As for Cupcake, we are just getting started with the ideas, but it will mark a return to 43 Things in a big way. We have lots of ideas for how to take the site to a new level of interactivity, community and self development.

It is fun to start new things – and satisfying to wrap up good work.

Back in the coop

Today was my first day back at the co-op after a long 10-day silent meditation retreat (43things entries here) in Onalaska, WA. Oh sweet enlightenment. Almost as sweet as the chicken yakisoba I feasted on with fellow robots while fielding questions on the highlights and lowlights of going off and being by yourself for extended periods of slow-moving time.

Josh mentioned that he went on a 3-day silent Ignatian Retreat back in the day and had a strong religious experience.

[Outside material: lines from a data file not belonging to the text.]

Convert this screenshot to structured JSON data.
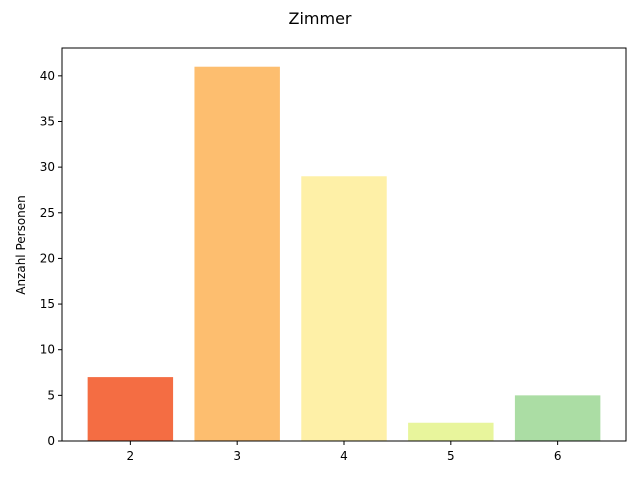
{
  "chart_data": {
    "type": "bar",
    "title": "Zimmer",
    "xlabel": "",
    "ylabel": "Anzahl Personen",
    "categories": [
      "2",
      "3",
      "4",
      "5",
      "6"
    ],
    "values": [
      7,
      41,
      29,
      2,
      5
    ],
    "colors": [
      "#f46d43",
      "#fdbe6f",
      "#fef0a7",
      "#e8f59c",
      "#abdda4"
    ],
    "ylim": [
      0,
      43.05
    ],
    "yticks": [
      0,
      5,
      10,
      15,
      20,
      25,
      30,
      35,
      40
    ],
    "grid": false
  }
}
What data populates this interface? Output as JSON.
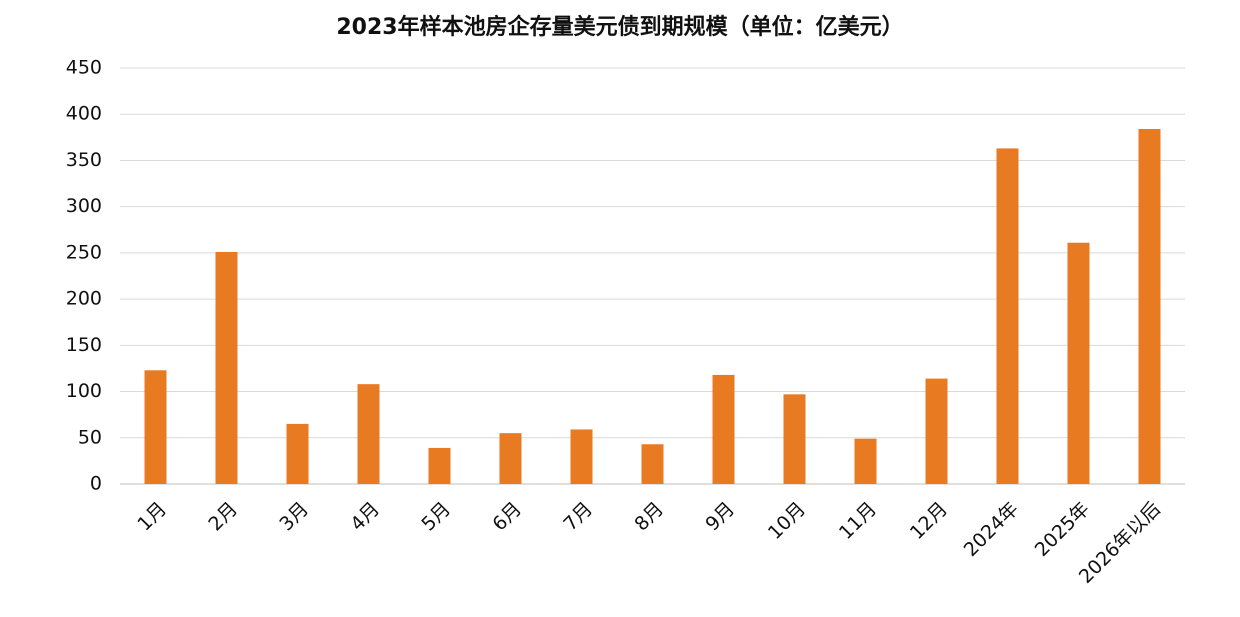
{
  "chart_data": {
    "type": "bar",
    "title": "2023年样本池房企存量美元债到期规模（单位：亿美元）",
    "categories": [
      "1月",
      "2月",
      "3月",
      "4月",
      "5月",
      "6月",
      "7月",
      "8月",
      "9月",
      "10月",
      "11月",
      "12月",
      "2024年",
      "2025年",
      "2026年以后"
    ],
    "values": [
      123,
      251,
      65,
      108,
      39,
      55,
      59,
      43,
      118,
      97,
      49,
      114,
      363,
      261,
      384
    ],
    "color": "#e87a22",
    "ylim": [
      0,
      450
    ],
    "yticks": [
      0,
      50,
      100,
      150,
      200,
      250,
      300,
      350,
      400,
      450
    ],
    "grid": true
  }
}
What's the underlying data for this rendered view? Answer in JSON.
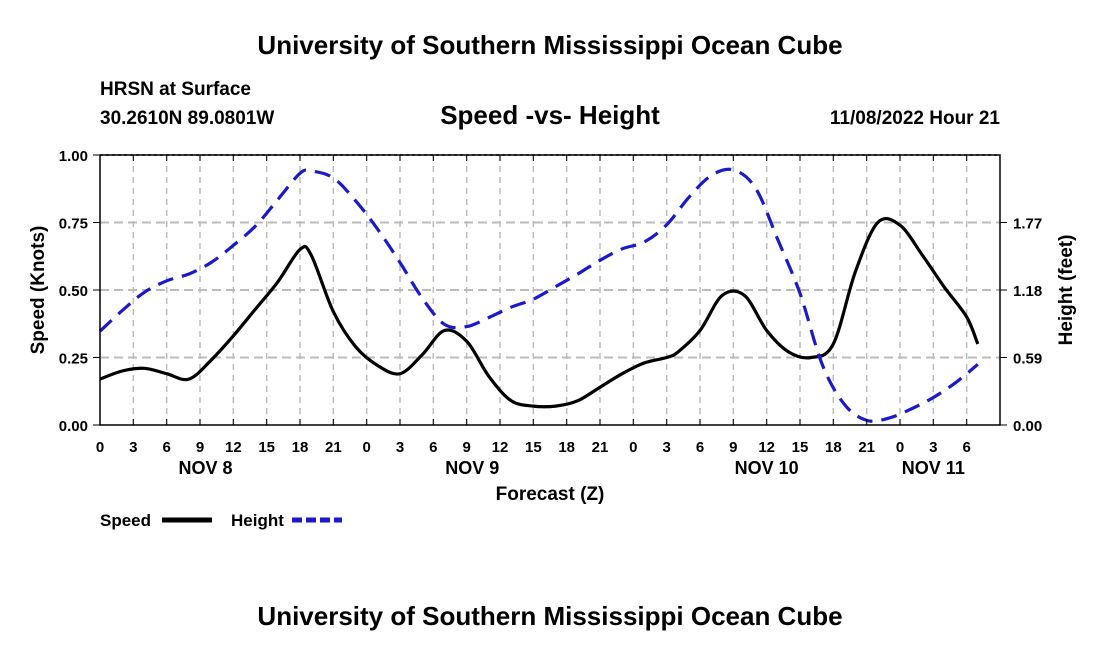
{
  "header": {
    "title": "University of Southern Mississippi Ocean Cube",
    "station": "HRSN at Surface",
    "coords": "30.2610N  89.0801W",
    "chart_title": "Speed -vs- Height",
    "timestamp": "11/08/2022 Hour 21"
  },
  "footer": {
    "title": "University of Southern Mississippi Ocean Cube"
  },
  "colors": {
    "speed": "#000000",
    "height": "#1a1acc",
    "grid": "#bbbbbb"
  },
  "chart_data": {
    "type": "line",
    "xlabel": "Forecast (Z)",
    "ylabel_left": "Speed (Knots)",
    "ylabel_right": "Height (feet)",
    "x_range": [
      0,
      81
    ],
    "y_range_left": [
      0,
      1.0
    ],
    "y_range_right": [
      0,
      2.36
    ],
    "x_ticks": [
      {
        "x": 0,
        "label": "0"
      },
      {
        "x": 3,
        "label": "3"
      },
      {
        "x": 6,
        "label": "6"
      },
      {
        "x": 9,
        "label": "9"
      },
      {
        "x": 12,
        "label": "12"
      },
      {
        "x": 15,
        "label": "15"
      },
      {
        "x": 18,
        "label": "18"
      },
      {
        "x": 21,
        "label": "21"
      },
      {
        "x": 24,
        "label": "0"
      },
      {
        "x": 27,
        "label": "3"
      },
      {
        "x": 30,
        "label": "6"
      },
      {
        "x": 33,
        "label": "9"
      },
      {
        "x": 36,
        "label": "12"
      },
      {
        "x": 39,
        "label": "15"
      },
      {
        "x": 42,
        "label": "18"
      },
      {
        "x": 45,
        "label": "21"
      },
      {
        "x": 48,
        "label": "0"
      },
      {
        "x": 51,
        "label": "3"
      },
      {
        "x": 54,
        "label": "6"
      },
      {
        "x": 57,
        "label": "9"
      },
      {
        "x": 60,
        "label": "12"
      },
      {
        "x": 63,
        "label": "15"
      },
      {
        "x": 66,
        "label": "18"
      },
      {
        "x": 69,
        "label": "21"
      },
      {
        "x": 72,
        "label": "0"
      },
      {
        "x": 75,
        "label": "3"
      },
      {
        "x": 78,
        "label": "6"
      }
    ],
    "day_labels": [
      {
        "x": 9.5,
        "label": "NOV 8"
      },
      {
        "x": 33.5,
        "label": "NOV 9"
      },
      {
        "x": 60,
        "label": "NOV 10"
      },
      {
        "x": 75,
        "label": "NOV 11"
      }
    ],
    "y_ticks_left": [
      {
        "v": 0.0,
        "label": "0.00"
      },
      {
        "v": 0.25,
        "label": "0.25"
      },
      {
        "v": 0.5,
        "label": "0.50"
      },
      {
        "v": 0.75,
        "label": "0.75"
      },
      {
        "v": 1.0,
        "label": "1.00"
      }
    ],
    "y_ticks_right": [
      {
        "v": 0.0,
        "label": "0.00"
      },
      {
        "v": 0.59,
        "label": "0.59"
      },
      {
        "v": 1.18,
        "label": "1.18"
      },
      {
        "v": 1.77,
        "label": "1.77"
      }
    ],
    "series": [
      {
        "name": "Speed",
        "axis": "left",
        "style": "solid",
        "x": [
          0,
          2,
          4,
          6,
          8,
          10,
          12,
          14,
          16,
          18,
          19,
          21,
          23,
          25,
          27,
          29,
          31,
          33,
          35,
          37,
          39,
          41,
          43,
          45,
          47,
          49,
          51,
          52,
          54,
          56,
          58,
          60,
          62,
          64,
          66,
          68,
          70,
          72,
          74,
          76,
          78,
          79
        ],
        "values": [
          0.17,
          0.2,
          0.21,
          0.19,
          0.17,
          0.24,
          0.33,
          0.43,
          0.53,
          0.65,
          0.63,
          0.42,
          0.29,
          0.22,
          0.19,
          0.26,
          0.35,
          0.31,
          0.18,
          0.09,
          0.07,
          0.07,
          0.09,
          0.14,
          0.19,
          0.23,
          0.25,
          0.27,
          0.35,
          0.48,
          0.48,
          0.35,
          0.27,
          0.25,
          0.3,
          0.57,
          0.75,
          0.74,
          0.63,
          0.51,
          0.4,
          0.3
        ]
      },
      {
        "name": "Height",
        "axis": "right",
        "style": "dashed",
        "x": [
          0,
          2,
          4,
          6,
          8,
          10,
          12,
          14,
          16,
          18,
          19,
          21,
          23,
          25,
          27,
          29,
          31,
          33,
          35,
          37,
          39,
          41,
          43,
          45,
          47,
          49,
          51,
          53,
          55,
          57,
          59,
          61,
          63,
          65,
          67,
          69,
          71,
          73,
          75,
          77,
          79
        ],
        "values": [
          0.82,
          1.0,
          1.16,
          1.26,
          1.32,
          1.42,
          1.57,
          1.74,
          1.97,
          2.2,
          2.22,
          2.16,
          1.96,
          1.71,
          1.42,
          1.11,
          0.88,
          0.86,
          0.94,
          1.03,
          1.1,
          1.21,
          1.32,
          1.44,
          1.54,
          1.6,
          1.75,
          1.99,
          2.18,
          2.23,
          2.07,
          1.62,
          1.15,
          0.53,
          0.18,
          0.04,
          0.06,
          0.14,
          0.24,
          0.37,
          0.53
        ]
      }
    ],
    "legend": [
      {
        "label": "Speed",
        "style": "solid"
      },
      {
        "label": "Height",
        "style": "dashed"
      }
    ],
    "grid": true
  }
}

During my 10 days I didn’t have any religious experiences, but then again, it wasn’t a religious retreat. Mine was more of a systematic dissection of the body and mind… trying to dissolve the gestalt of body and mind into its separate, temporary, independantly motivated and functioning parts. And I had many weird mental and physical experiences that were stranger than most drug experiences I’ve had.

We discussed the fine line between deep, guided, experiences and brainwashing. The techniques for delving into the subconscious and exploring biases, illusions, and ultimate sense of self are eerie and powerful tools that are difficult to trust in strangers’ hands, even in your own hands.

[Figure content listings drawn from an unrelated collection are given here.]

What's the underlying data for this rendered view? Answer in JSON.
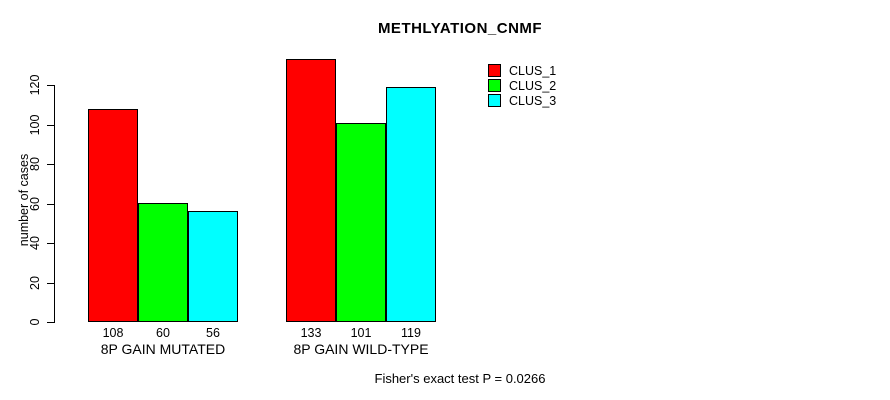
{
  "chart_data": {
    "type": "bar",
    "title": "METHLYATION_CNMF",
    "ylabel": "number of cases",
    "xlabel": "",
    "ylim": [
      0,
      133
    ],
    "yticks": [
      0,
      20,
      40,
      60,
      80,
      100,
      120
    ],
    "grid": false,
    "legend_position": "top-right-inside",
    "categories": [
      "8P GAIN MUTATED",
      "8P GAIN WILD-TYPE"
    ],
    "series": [
      {
        "name": "CLUS_1",
        "color": "#ff0000",
        "values": [
          108,
          133
        ]
      },
      {
        "name": "CLUS_2",
        "color": "#00ff00",
        "values": [
          60,
          101
        ]
      },
      {
        "name": "CLUS_3",
        "color": "#00ffff",
        "values": [
          56,
          119
        ]
      }
    ],
    "annotation": "Fisher's exact test P = 0.0266"
  }
}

People are naturally interested in the cult phenomenon as it relates to any experiences this far out of the mainstream. Was this retreat an indoctrinization into a cult? It depends on your definition of cult, of which there are many. It implies some strong desire to control its members, usually to the leader’s benefit and the members’ cost. I could find no strong cost aspect in this particular organization… could giving money to an organization that encourages striving for happiness in all beings really be any worse than giving money to organizations that produce products of any other kind? Are people not just as brainwashed by advertising, cultural pressures, employers, families, and fashion?

I expressed interest in possibly going again. Eric expressed a conclusion that it had then “worked”. Josh then asked, “Will you pay next time?” I said no but really I meant maybe. Next up, the landmark forum. THEN maybe we can have a real conversation about cults.

Web services for 43 Things, 43 Places, and 43 People

Did you know that we have pretty extensive web services for most of our sites? We’ve been slowly adding to them over the last several months, so maybe it’s time to take another look. Learn all about them here:

1) 43 Things web services
2) 43 Places web services
3) 43 People web services

They all use the same architecture so you can use the same API key for all three services. All Consuming’s will be coming up shortly.

We’d love to hear about any new applications you build with these. We’re beginning to use them ourselves to prototype new sites.

Sample uses

By using the authenticate methods you can use the services to log people into your site with their 43 Things username and password.

If you’re not happy with the many javascript includes and RSS feeds that we offer to allow you to display goals, places, people, and products on your website, use the web services to develop your own wild blog integration.

Integrate stuff with iCal, mash them up with other wacky websites, graph your social network, build plugins for various blog systems, or…

Why not do something completely crazy and unexpected?

Bonus tip

Many of our methods that involve getting a person’s information will allow you to pass either a Flickr username instead of a 43 Things username. Check the documentation for more info. This could potentially make it easier to create a Flickr/43 Things mashup. Just sayin’.